Abstract

The reduction of Mn(VII) by sulphide ions (S²⁻) in aqueous solution was investigated across pH 2–14, temperatures 303–323 K, and different reaction times. Concentration changes of Mn(VII) were monitored spectrophotometrically at 549 nm. Kinetic analysis confirmed a first-order dependence on Mn(VII), described by the rate law: Rate = –d[MnO₄⁻]/dt = –d[S²⁻]/dt = k[MnO₄⁻][S²⁻]. The reduction progressed with increasing time, temperature, and alkalinity. Higher rate constants (k_obs) were observed in alkaline media, attributed to OH⁻-induced formation of manganese oxyanions and hydroxo complexes that are more reactive toward S²⁻ than MnO₄⁻ itself. Thermodynamic parameters derived from ln(k_obs/T) versus 1/T plots revealed negative activation enthalpy (ΔH° = –7.32 to –43.40 kJ mol⁻¹), confirming the exothermic and spontaneous nature of the process. Positive activation entropy (ΔS° = 1.05–1.15 J K⁻¹ mol⁻¹) indicated a dissociative mechanism with greater molecular randomness, while activation energies (9.91–45.96 kJ mol⁻¹) suggested relatively long transition-state bonds.

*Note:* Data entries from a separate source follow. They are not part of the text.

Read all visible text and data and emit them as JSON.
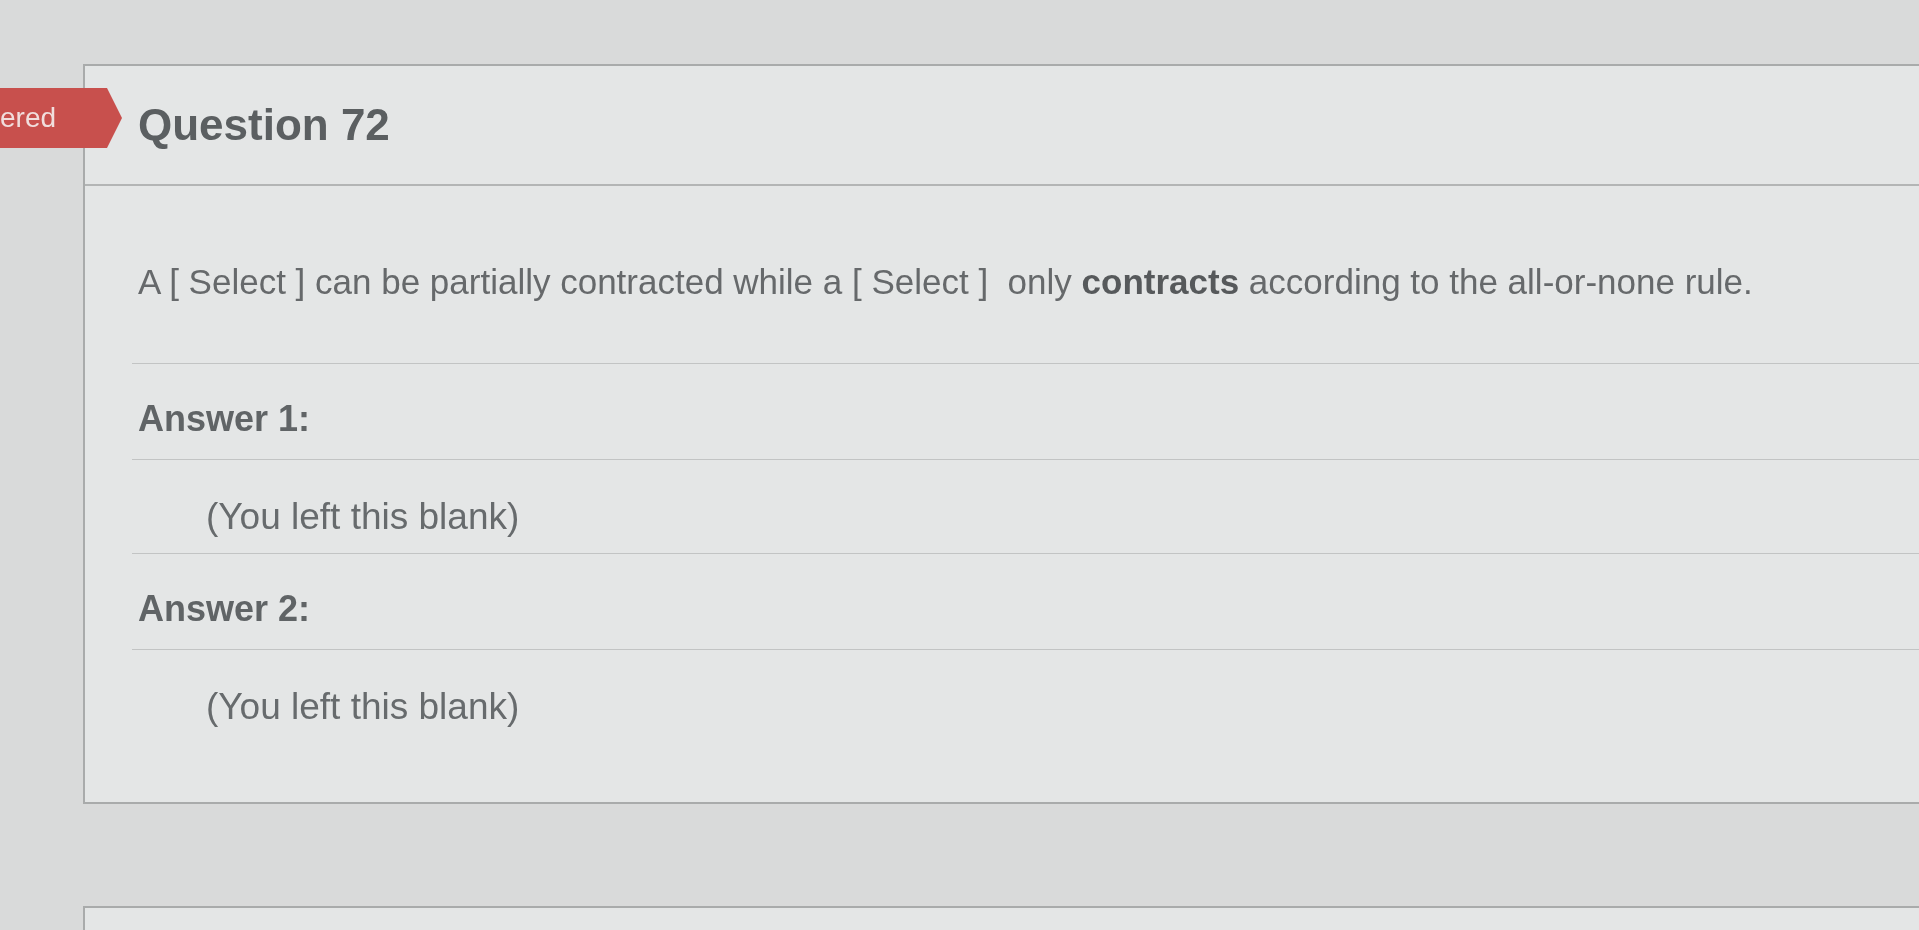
{
  "status_banner": {
    "text": "ered"
  },
  "question": {
    "title": "Question 72",
    "text": "A [ Select ] can be partially contracted while a [ Select ]  only **contracts** according to the all-or-none rule."
  },
  "answers": [
    {
      "label": "Answer 1:",
      "response": "(You left this blank)"
    },
    {
      "label": "Answer 2:",
      "response": "(You left this blank)"
    }
  ]
}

Stoichiometric analysis showed a consistent Mn(VII):S²⁻ ratio of 0.23:1, independent of pH. Overall, the findings establish that sulphide ions effectively reduce Mn(VII) to more stable and less oxidizing lower oxidation states. The reaction generates intermediate manganese species and sulphate radicals, highlighting the Mn(VII)/S²⁻ system as a promising pathway for pollutant degradation and advanced water treatment applications.